We had to put the kids all to sleep in the same room while “the WiFi” (as Big T thought he was called) installed the equipment. Putting four small rambunctious children to sleep in one room is not a great idea or one we ordinarily espouse, but given the circumstances it couldn’t be avoided. Big T, however, did his best to motivate and inspire the younger two towards good behavior.
“Kk and B, when you are in our room you must not talk or else you might wake us up and then we will have to tell you not to wake us up because we are going to go to sleep. If you do not obey, when I grow up I’m not going to buy you any ice cream. But if you do obey I’m going to buy you chocolate ice cream - when I grow up - and a Barbie cake with SPARKLES!!!” 
Day 28: Today we did science experiments with Legos. First we tried a balloon-powered Lego car, which didn’t work at all. I think it didn’t help that we don’t have little Legos - the big ones are kind of heavy. So we watched a YouTube video showing how it was supposed to work. Then we built a Lego zipline. We experimented with different heights, tensions, and most importantly, tried to figure out which type of cable car/vehicle wouldn’t fall apart before it even was carried to the top, and how to cushion the impact at the bottom. (The last one is the winner.) Emmett the Lego had an exciting day, took a lot of tumbles, and had at least one upside-down ride. I’m pretty sure one highlight for the kids was getting to climb up my burglar bars!





Tonight I got word that my dad was in the ER with some kind of infection. My mom is not allowed in with him. So that is stressful and difficult. Please pray for them and for me as well. My mind always wants to run to worst case scenarios.
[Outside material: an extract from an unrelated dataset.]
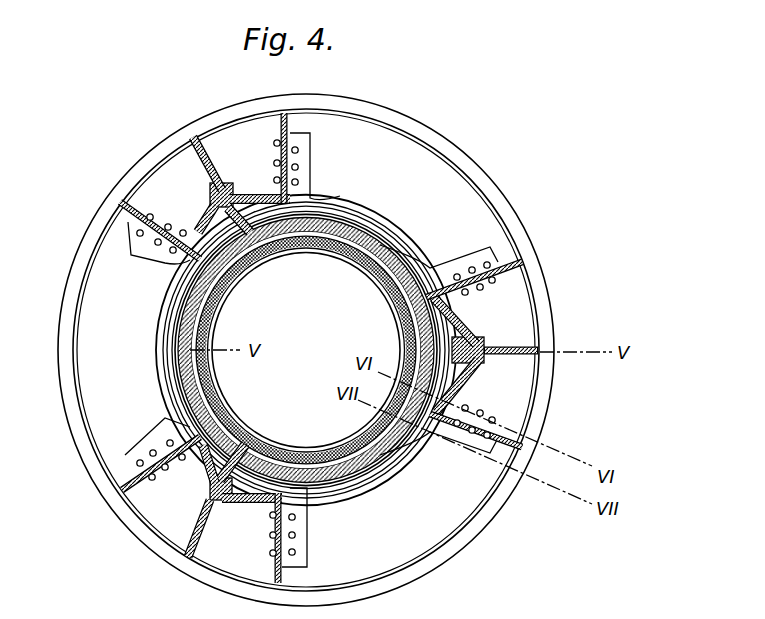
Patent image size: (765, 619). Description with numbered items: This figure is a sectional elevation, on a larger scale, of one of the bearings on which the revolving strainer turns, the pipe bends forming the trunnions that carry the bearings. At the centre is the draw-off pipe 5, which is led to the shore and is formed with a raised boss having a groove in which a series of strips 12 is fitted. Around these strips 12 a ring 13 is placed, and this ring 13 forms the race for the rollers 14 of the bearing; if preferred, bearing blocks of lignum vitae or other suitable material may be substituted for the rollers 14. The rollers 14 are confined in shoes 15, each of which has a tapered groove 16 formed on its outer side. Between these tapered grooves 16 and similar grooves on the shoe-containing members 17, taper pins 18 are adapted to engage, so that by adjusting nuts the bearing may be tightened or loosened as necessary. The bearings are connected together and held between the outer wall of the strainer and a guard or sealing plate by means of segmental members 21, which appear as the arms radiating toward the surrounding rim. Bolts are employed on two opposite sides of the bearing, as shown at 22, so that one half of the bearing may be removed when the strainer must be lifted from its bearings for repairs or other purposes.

He does seem to be doing better, so I’m thankful for that. I talked to him on the phone for a little while this evening.
Tonight the president addressed the nation again, regarding the lockdown. Basically, a few more businesses will be allowed to return to work, and we might (?) be allowed to go on walks, but that’s about all the more freedom we will have. No church, no spending time with friends, no hugs, no social in-person activities of any sort, and no hope of any of those things in the near future.
I know most everyone is in the same position, but to be honest, that doesn’t really help much. It feels like if I say something is hard, everyone else can say “well, everyone else is going through that too” - so basically suck it up, you’re not the only one with problems.
And all the information on Facebook doesn’t help - percentages/social distancing advice/personal rants/empty psychology/opinions on government overreach, vaccines, mask use, etc...I suppose they all have their place. But none of them cure the loneliness that comes from being physically cut off from some of my closest friends, or the anxiety that comes from losing my freedom, and none of them can change the weird lightbulb that burnt out in my pantry that I can’t get at the now-closed hardware store. (The memes help at least. Gotta laugh so you don’t cry.)
We can all have opinions on what should be done, what shouldn’t be done, what isn’t being done, or whatever else...but we largely can’t change much about our circumstances. I’m really wrestling to rest in God’s sovereignty through all of this. I know it’s true...I just need to be able to find peace and comfort and joy in that truth, and to trust that even in this, He is good and wise. So please pray for that.
Also, I'm happy to report that our preemie is growing!